Stereo and ICE (In car entertainment)
Having dabbled with branded stereo systems in the past with mixed results, Volvo seems to have realised the benefit of simply offering a good in-house sound system. The standard radio/CD is fine for most tastes but can be upgraded to a state-of-the-art 12-speaker unit if required. Volvo's satellite navigation system also merits consideration as one of the most reliable and easy-to-use.
Colours and trim
Pale pearlescent colours seem to suit the S40's rounded curves best - which is lucky, as that's pretty much all that's on offer, bar the hopefully-named 'Passion Red'. Metallic tones seem too harsh and are cost options. Volvo makes some of the best leather interiors in the world, so it's well worth stretching to SE specification if possible.
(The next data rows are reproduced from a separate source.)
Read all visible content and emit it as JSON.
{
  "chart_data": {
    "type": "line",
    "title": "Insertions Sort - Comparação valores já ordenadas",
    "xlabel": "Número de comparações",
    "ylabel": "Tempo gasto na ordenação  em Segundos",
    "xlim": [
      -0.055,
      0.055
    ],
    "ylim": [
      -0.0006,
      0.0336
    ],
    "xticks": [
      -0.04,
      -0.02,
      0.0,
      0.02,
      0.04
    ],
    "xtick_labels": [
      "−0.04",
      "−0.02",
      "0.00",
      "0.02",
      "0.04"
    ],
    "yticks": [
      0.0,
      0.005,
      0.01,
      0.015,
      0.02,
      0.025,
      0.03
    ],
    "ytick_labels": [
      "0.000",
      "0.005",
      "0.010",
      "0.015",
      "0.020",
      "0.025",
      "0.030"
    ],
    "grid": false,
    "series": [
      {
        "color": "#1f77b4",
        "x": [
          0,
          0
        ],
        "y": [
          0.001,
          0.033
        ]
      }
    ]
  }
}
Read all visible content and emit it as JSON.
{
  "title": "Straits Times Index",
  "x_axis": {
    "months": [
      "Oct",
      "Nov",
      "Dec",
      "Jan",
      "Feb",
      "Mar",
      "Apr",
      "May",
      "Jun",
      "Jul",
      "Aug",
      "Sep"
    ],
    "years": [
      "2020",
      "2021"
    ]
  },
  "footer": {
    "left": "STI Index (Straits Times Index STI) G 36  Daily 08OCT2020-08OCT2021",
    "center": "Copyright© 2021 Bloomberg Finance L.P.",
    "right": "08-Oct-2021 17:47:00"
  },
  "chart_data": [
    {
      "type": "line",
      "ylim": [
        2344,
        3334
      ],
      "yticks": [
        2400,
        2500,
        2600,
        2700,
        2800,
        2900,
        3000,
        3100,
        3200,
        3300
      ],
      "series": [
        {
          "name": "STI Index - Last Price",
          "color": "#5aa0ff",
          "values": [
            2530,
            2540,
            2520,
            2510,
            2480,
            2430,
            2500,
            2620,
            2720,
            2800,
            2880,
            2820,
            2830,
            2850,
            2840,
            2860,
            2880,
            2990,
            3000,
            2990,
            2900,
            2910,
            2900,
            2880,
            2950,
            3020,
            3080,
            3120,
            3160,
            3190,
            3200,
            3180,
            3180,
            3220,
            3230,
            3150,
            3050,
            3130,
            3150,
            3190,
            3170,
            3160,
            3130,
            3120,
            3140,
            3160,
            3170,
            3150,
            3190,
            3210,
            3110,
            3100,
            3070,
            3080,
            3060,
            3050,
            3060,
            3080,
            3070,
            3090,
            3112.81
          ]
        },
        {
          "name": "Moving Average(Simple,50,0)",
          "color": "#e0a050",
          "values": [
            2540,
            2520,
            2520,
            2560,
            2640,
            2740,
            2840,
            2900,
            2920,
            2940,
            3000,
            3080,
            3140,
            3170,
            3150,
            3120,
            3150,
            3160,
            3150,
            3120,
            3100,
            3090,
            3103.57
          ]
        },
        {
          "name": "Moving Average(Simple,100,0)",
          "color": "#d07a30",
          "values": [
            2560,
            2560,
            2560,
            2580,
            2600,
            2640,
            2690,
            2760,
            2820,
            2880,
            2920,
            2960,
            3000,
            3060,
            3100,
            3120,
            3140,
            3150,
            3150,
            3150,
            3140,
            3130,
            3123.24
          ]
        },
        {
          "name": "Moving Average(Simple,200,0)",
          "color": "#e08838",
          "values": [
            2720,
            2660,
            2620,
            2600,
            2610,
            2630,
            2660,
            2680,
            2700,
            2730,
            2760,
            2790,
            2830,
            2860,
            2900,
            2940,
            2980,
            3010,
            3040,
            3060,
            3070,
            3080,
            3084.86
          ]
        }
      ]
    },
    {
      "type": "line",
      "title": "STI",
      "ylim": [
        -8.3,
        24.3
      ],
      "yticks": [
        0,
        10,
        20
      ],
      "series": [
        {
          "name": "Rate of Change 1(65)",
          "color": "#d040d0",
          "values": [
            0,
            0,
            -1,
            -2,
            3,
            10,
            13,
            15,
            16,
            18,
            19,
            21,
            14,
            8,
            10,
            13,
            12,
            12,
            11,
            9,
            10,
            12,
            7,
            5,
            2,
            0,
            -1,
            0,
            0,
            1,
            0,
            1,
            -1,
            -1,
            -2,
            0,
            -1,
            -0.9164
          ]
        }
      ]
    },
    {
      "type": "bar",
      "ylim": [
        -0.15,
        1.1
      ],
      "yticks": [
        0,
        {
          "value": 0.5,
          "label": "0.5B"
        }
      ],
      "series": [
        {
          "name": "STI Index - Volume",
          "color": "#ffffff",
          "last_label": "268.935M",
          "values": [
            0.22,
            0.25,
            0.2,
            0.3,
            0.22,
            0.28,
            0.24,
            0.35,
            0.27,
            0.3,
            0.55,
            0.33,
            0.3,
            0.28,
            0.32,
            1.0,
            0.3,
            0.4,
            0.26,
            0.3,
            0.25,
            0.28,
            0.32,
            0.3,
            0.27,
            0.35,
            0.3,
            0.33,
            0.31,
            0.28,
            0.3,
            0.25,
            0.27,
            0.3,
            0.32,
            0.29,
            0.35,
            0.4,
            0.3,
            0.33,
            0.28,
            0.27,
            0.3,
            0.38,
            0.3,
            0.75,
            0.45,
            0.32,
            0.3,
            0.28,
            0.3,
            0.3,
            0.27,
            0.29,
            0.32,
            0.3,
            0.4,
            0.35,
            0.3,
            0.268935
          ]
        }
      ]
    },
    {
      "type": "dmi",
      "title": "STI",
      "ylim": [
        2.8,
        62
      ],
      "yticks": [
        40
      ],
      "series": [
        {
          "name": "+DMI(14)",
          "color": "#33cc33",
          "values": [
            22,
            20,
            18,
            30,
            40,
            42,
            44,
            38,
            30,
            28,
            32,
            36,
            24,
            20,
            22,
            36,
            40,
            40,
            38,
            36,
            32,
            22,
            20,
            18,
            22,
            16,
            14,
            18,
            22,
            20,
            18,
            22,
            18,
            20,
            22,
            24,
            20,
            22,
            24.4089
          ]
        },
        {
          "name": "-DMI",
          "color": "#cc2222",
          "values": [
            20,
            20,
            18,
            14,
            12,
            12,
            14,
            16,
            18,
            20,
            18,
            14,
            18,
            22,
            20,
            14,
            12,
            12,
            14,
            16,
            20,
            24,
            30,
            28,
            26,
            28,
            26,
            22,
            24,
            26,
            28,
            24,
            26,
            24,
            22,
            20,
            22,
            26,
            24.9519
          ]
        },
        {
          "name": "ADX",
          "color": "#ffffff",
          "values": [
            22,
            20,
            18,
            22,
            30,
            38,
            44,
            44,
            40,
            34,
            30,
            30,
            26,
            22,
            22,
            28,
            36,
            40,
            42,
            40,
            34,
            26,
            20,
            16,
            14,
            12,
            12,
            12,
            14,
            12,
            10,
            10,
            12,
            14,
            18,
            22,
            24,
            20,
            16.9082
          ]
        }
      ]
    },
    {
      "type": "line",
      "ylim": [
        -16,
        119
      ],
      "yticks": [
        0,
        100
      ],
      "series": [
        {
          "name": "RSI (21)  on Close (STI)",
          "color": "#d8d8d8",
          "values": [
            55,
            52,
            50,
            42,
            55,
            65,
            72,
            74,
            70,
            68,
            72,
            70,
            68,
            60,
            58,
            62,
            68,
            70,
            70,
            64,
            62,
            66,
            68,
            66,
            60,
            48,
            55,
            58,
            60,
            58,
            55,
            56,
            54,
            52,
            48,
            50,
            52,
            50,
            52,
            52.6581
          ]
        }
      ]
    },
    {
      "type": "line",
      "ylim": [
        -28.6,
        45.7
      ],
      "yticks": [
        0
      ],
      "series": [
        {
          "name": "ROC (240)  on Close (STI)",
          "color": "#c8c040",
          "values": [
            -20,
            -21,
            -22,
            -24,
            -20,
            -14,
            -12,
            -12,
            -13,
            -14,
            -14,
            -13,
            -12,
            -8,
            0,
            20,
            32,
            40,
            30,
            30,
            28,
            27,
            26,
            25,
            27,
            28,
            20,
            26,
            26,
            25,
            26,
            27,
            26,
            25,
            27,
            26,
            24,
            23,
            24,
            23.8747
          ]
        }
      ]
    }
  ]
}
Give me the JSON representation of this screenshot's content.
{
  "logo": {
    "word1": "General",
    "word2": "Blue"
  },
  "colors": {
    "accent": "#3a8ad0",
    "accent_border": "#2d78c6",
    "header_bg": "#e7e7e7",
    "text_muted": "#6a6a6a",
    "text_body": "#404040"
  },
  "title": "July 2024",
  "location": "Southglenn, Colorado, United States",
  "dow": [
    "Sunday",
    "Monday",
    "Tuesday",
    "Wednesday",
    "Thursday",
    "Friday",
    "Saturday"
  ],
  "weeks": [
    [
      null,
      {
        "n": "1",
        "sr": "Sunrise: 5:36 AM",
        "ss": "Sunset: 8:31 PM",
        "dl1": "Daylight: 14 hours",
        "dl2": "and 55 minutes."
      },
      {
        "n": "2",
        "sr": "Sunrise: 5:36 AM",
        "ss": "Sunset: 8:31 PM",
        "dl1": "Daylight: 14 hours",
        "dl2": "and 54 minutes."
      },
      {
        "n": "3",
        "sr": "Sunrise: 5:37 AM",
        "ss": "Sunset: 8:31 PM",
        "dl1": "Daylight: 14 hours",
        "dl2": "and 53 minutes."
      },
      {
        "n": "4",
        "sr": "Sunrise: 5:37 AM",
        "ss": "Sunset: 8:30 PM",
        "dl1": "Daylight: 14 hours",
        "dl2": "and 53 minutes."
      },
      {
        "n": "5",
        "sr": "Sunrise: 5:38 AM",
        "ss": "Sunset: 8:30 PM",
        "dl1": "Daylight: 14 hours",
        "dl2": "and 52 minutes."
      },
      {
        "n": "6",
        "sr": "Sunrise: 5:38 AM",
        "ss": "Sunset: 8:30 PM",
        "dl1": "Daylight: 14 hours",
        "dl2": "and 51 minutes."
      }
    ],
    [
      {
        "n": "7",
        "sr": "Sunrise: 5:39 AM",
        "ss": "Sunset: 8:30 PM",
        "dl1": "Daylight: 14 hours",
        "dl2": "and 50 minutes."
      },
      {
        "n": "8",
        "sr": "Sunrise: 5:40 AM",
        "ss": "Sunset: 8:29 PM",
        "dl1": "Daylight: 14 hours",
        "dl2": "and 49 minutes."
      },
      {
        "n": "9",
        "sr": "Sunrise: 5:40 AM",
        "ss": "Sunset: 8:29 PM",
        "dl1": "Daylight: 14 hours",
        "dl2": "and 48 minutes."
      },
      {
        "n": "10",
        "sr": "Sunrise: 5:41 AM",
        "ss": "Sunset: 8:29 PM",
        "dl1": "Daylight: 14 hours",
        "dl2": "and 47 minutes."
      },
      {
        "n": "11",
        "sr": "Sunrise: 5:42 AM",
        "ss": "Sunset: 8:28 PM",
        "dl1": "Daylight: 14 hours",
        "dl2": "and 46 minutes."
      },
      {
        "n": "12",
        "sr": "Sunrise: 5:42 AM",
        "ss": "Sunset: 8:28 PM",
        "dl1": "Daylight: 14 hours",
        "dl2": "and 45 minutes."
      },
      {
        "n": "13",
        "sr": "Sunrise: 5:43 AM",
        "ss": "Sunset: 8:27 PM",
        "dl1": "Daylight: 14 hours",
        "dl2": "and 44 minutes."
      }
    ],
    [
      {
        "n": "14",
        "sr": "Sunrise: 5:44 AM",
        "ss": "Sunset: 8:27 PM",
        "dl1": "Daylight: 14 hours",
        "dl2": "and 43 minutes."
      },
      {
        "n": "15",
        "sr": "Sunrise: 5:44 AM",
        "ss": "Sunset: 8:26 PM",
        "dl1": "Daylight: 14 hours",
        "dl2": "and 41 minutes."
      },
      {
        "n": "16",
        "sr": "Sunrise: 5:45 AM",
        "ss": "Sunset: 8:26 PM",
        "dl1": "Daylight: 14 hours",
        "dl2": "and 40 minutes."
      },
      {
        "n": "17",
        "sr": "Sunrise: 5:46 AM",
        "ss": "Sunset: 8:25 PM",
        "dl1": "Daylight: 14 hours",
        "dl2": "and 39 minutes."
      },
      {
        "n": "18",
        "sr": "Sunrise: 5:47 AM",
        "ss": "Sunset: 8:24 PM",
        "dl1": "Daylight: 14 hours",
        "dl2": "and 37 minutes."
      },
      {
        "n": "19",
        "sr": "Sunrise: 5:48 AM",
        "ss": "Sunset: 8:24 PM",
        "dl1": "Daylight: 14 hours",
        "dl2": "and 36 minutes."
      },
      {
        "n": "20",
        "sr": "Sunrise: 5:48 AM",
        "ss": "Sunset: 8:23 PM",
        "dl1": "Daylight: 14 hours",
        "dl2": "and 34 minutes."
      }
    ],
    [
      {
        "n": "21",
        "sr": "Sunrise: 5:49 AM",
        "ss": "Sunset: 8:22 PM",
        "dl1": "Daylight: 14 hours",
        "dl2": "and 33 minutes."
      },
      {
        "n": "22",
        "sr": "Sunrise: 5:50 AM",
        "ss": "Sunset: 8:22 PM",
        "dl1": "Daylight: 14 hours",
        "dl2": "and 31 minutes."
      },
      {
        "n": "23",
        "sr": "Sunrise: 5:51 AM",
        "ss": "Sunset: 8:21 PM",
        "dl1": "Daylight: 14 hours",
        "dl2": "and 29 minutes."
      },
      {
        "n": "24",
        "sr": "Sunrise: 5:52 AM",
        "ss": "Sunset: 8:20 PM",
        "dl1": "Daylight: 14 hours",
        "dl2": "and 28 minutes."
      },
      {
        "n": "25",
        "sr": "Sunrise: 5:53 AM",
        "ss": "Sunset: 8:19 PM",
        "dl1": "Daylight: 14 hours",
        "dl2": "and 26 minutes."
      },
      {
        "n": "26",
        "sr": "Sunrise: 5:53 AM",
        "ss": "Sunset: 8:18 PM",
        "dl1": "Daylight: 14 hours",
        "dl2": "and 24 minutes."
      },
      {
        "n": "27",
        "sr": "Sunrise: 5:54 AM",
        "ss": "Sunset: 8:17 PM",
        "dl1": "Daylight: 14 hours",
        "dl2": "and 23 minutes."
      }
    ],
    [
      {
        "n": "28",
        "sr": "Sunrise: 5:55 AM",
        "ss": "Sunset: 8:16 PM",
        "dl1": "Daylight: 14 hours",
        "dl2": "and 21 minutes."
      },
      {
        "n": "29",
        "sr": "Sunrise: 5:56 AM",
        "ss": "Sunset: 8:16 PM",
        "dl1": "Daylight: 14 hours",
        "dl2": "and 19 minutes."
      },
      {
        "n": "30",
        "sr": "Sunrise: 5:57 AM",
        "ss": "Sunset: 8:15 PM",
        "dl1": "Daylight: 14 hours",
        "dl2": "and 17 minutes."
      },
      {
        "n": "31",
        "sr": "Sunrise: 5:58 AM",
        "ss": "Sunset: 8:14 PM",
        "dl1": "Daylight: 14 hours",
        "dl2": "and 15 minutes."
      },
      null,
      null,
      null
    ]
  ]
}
It will also help the resale value considerably.
Having convinced you it's a big car, the relative ease with which it is possible to park the S40 comes as a pleasant surprise. The snub nose makes frontal positioning easy. Rearward vision isn't as confidence-inspiring, but still better than many coupes and saloons. Even so, rear parking sensors could prove handy.
Space saver, for temporary use only.
Line-up comprises 1.6-litre (100bhp); 1.8-litre (125bhp); 2.4i (170bhp); T5 (220bhp); 1.6 D (110bhp); 2.0 D (136bhp). Plans include a bi-fuel powerplant. Trim levels are split into S and SE followed by Sport. Volvo offers numerous optional extras and accessory packs labelled as 'winter', 'convenience' and 'family'. Manual gearbox comes as standard, a Geartronic CVT transmission is available as an option.